I used to think this way as I’ve been able to touch type for a very long time but in total darkness it’s very nice to be able to find a key/orient things.
dim indirect light from behind the screen is best IMO and that’s also enough to find that rare key, as well as your drink without knocking it over and causing havoc.
Your keyboard should have two nubbins on it so you can easily find the F key without looking (it puts your hands in the home row). If your keyboard doesn’t have these, then either it’s 100 years old and someone is typing with the force of a gorilla, or you have an extremely strange keyboard.
The real tricky part are the less used symbol keys.
Yeah I dunno. They’re split in groups of four, but even when I think I’ve got it under control somehow F4 and F8 are the same. And yes. Gotta be careful not to hit enter when you mean to hit backslash.
Ditto.
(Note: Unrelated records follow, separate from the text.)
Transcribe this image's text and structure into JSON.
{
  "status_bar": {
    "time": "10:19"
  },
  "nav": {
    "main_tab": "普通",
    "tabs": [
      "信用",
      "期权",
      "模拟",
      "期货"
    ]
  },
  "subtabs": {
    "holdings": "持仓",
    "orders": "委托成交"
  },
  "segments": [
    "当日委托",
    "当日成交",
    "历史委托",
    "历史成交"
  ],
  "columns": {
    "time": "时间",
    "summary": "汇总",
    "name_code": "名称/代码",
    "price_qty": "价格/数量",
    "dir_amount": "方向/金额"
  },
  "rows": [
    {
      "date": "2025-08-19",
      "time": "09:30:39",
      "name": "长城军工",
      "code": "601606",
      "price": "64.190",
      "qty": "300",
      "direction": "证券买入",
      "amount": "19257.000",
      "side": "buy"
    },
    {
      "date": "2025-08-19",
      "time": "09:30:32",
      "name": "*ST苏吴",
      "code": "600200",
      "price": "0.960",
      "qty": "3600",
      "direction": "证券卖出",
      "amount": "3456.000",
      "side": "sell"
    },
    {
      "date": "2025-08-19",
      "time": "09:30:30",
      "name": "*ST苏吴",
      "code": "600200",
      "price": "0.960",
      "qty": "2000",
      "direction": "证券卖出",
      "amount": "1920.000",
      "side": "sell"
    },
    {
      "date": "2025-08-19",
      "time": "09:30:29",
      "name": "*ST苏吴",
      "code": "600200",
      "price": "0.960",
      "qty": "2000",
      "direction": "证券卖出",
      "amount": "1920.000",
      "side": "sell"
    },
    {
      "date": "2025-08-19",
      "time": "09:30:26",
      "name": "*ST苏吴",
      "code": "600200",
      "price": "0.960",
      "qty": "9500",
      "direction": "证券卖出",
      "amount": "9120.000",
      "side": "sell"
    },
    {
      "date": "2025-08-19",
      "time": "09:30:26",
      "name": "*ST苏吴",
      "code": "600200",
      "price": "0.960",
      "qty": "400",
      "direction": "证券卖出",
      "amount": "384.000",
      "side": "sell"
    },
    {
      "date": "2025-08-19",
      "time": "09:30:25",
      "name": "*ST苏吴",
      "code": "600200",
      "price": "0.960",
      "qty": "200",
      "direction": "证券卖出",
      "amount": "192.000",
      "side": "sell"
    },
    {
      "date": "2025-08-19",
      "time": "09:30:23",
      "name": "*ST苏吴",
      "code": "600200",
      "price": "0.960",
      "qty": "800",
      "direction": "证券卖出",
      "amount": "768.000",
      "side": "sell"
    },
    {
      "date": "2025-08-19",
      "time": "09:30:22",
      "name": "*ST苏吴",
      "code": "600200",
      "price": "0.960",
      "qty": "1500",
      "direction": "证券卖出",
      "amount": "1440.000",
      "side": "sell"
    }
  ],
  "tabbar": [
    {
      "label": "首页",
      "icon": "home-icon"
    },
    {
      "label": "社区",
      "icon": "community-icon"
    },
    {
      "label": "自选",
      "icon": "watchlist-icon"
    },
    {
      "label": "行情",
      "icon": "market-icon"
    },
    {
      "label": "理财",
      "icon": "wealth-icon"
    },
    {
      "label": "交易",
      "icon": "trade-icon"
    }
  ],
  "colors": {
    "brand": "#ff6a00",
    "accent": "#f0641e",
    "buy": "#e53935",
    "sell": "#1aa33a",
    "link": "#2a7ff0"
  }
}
Unfortunately the grown up stuff is either worse quality business class hardware or ridiculously expensive boutique stuff. If you’re just looking for a case though, Phanteks makes great, mature builds
Maybe I’m just making a wrong differentiation between what I’d call business class and what I’d call enterprise class. In my comment, I was specifically picturing those garbage soft click keyboards that ship with Dell, HP, etc. Desktops
Ah right, yeah, those are crap. I really don’t get why companies are willing to cheap out specifically with keyboards.
Like, it’s the tool your workers use all day. Even if they just type 5% faster on a proper keyboard, that pays for itself in no time.
Thats silly too. Just turn off the rgb feature. I built a new pc last year, it has plenty of parts that could do the disco lighting but I turned it off on most of them, and opted for a static white glow on the keyboard. Completely fine this way
The problem is that each part manufacturer wants you to install their shitty RGB control software that is often bizarrely resource-hogging, and sometimes even used for data gathering.
On laptops, some RGB control software can eat your battery away by a fair bit because the CPU never goes into a lower power state.
RBG should A) all conform to a standardised open API, and B) be off by default.
I don’t need LED keyboards, but with open source software I can get that shit synced up with so many other pretty things like my computer LEDs, headset, speakers, aquarium, toaster oven, zen garden, and maybe even my mouse.
A little bit of an exaggeration, but younger me would totally rock a neon punk look if I had the budget for fashion, which I still don’t have.
I look at my keys when I type and I’m not ashamed of that. I always have, since Oregon trails on 5.25 floppy in the early 90s.
I could probably train myself out of it, and I can type whole sentences without looking, but only with the 6 fingers I normally use, rather than the full 8 most people use, and it’s a fucking chore. Frankly, it seems like a massive waste of mental resources to learn to type without looking, and I actively resisted learning it in typing classes in middle/highschool. I’m not doing data entry, so whatever I’m writing is a creative process, and that benefits from sight. I get eyes on what I’m doing while I’m doing it, and again when I check it over. It worked out very well for me when I started typing in Cyrillic, I just added transparent stickers. Homework was a breeze; I was looking anyway! :)
Yes I fucking want backlit keys. Even if just for when I’m laying in bed at a weird angle and can’t see the key layout, or sitting in a dark room. I would want them in a drunken stupor, too, even tho I use my phone for that browsing, which is backlit by default.
In summary, backlit keys are the shit. I spent a gob of money on a backlit, rechargeable, wireless keyboard, and I regret nothing.